Fahian Huq, professor in operations and supply-chain management at Alliance Manchester Business School, sounds a note of caution. “While digitisation can improve supply-chain fragility and reduce risk, it’s not a silver bullet. There are many implementation challenges. One is the digital divide. Many supply chains start in developing countries where there are significant skills shortages, and we must bridge this gap. Similarly, smaller organisations may not have the budgets or skills to digitise.”

One way in which Fujitsu is working to bridge the digital divide is to make it easier for different organisations to share data across the supply chain. Good-quality data are the foundation for digitisation, AI and quantum solutions. Providing data access to all stakeholders removes a significant barrier to digitisation for smaller players.
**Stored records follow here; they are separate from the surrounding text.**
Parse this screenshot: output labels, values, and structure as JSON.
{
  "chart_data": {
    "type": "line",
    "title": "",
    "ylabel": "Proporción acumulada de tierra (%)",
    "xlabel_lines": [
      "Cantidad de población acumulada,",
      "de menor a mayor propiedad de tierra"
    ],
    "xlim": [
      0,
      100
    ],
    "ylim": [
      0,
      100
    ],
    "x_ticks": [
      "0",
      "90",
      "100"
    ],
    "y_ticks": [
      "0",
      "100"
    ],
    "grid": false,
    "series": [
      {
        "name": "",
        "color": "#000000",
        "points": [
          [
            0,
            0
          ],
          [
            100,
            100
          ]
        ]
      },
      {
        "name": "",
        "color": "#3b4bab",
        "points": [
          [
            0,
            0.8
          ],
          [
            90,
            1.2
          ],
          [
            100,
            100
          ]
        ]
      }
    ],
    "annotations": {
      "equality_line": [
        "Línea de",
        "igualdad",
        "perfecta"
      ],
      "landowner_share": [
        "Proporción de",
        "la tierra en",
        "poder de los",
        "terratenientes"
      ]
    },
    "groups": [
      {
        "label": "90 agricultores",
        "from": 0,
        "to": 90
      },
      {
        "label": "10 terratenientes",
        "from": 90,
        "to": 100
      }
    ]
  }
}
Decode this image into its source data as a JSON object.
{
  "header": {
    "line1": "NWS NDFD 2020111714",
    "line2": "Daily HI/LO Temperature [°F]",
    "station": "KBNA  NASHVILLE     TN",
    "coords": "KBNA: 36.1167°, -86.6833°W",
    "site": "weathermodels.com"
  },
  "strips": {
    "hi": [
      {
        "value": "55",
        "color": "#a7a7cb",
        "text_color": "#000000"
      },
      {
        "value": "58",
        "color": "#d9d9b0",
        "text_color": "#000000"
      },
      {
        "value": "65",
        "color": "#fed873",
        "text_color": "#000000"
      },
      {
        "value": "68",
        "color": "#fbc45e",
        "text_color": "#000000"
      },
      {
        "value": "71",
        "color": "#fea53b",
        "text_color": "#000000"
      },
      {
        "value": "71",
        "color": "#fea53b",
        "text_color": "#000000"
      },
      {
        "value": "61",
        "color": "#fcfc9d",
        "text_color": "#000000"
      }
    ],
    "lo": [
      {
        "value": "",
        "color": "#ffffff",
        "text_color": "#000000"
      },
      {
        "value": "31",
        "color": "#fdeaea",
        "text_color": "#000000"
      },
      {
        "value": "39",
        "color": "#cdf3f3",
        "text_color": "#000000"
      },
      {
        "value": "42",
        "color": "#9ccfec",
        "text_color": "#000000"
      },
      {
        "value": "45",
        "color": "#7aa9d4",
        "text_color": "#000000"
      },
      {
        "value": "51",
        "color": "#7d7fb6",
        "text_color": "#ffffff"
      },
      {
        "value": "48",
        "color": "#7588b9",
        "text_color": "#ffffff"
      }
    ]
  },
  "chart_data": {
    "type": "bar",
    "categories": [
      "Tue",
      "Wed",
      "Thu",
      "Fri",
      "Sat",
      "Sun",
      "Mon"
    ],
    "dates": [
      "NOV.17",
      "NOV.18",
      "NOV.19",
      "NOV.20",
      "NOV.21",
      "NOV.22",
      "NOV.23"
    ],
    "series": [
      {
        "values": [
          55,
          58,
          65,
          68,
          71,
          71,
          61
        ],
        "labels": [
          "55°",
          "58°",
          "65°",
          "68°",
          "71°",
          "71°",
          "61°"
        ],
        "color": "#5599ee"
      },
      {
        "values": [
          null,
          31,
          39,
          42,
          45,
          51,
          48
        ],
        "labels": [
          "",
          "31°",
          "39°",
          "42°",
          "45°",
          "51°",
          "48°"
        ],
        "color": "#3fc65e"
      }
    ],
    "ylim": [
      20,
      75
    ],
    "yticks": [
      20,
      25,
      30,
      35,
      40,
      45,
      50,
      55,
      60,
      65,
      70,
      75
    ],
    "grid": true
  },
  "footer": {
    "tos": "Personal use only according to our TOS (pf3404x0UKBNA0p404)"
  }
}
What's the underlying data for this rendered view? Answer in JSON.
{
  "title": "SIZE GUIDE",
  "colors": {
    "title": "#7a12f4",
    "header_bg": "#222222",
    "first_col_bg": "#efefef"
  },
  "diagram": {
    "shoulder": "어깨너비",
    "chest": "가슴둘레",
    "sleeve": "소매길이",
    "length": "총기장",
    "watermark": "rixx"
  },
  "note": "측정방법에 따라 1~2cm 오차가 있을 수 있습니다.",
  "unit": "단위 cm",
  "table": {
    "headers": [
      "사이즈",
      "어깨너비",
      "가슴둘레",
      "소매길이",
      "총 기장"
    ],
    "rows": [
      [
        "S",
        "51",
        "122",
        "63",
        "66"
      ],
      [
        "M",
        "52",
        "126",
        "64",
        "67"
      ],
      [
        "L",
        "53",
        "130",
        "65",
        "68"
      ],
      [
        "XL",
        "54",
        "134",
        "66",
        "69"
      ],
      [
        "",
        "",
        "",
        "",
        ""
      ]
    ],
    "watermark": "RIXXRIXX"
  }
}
Recently, closed-community data sharing has emerged, where a handful of organisations share data. Ms Struck explains that Fujitsu’s vision is to scale these small communities into larger data spaces. “The objective is to make community data available to many more participants, through a centralised and dynamic data platform.”

An illustration of a graph displayed on a laptop screen.

Advancing Net Positive

New regulation and increased consumer (and investor) demand for more sustainable options are accelerating the drive towards Net Positive. Although companies understand the need to transform production and supply chains, many are unsure where to begin or fear that ESG commitments will act as a drag on productivity and growth.

Fujitsu, however, insists that technology and digitisation are the key to meeting sustainability goals and increasing growth. Working with Economist Impact, Fujitsu has developed the Advancing Net Positive programme. This includes new research into how far companies have moved to apply new technologies, including AI, to create positive social and environmental impact.

Launching early next year, Advancing Net Positive will also offer a self-assessment tool to help businesses better understand and map their sustainability progress. It will benchmark this progress against a company’s sector or industry, as well as unlocking inspiration and insight into the tools, technology and strategies that can advance its drive towards Net Positive.

“Achieving Net Positive is beyond a business obligation,” Mr Yamanishi points out. “It is an opportunity for growth, meeting financial and non-financial indicators – for building a more prosperous and more interconnected world.”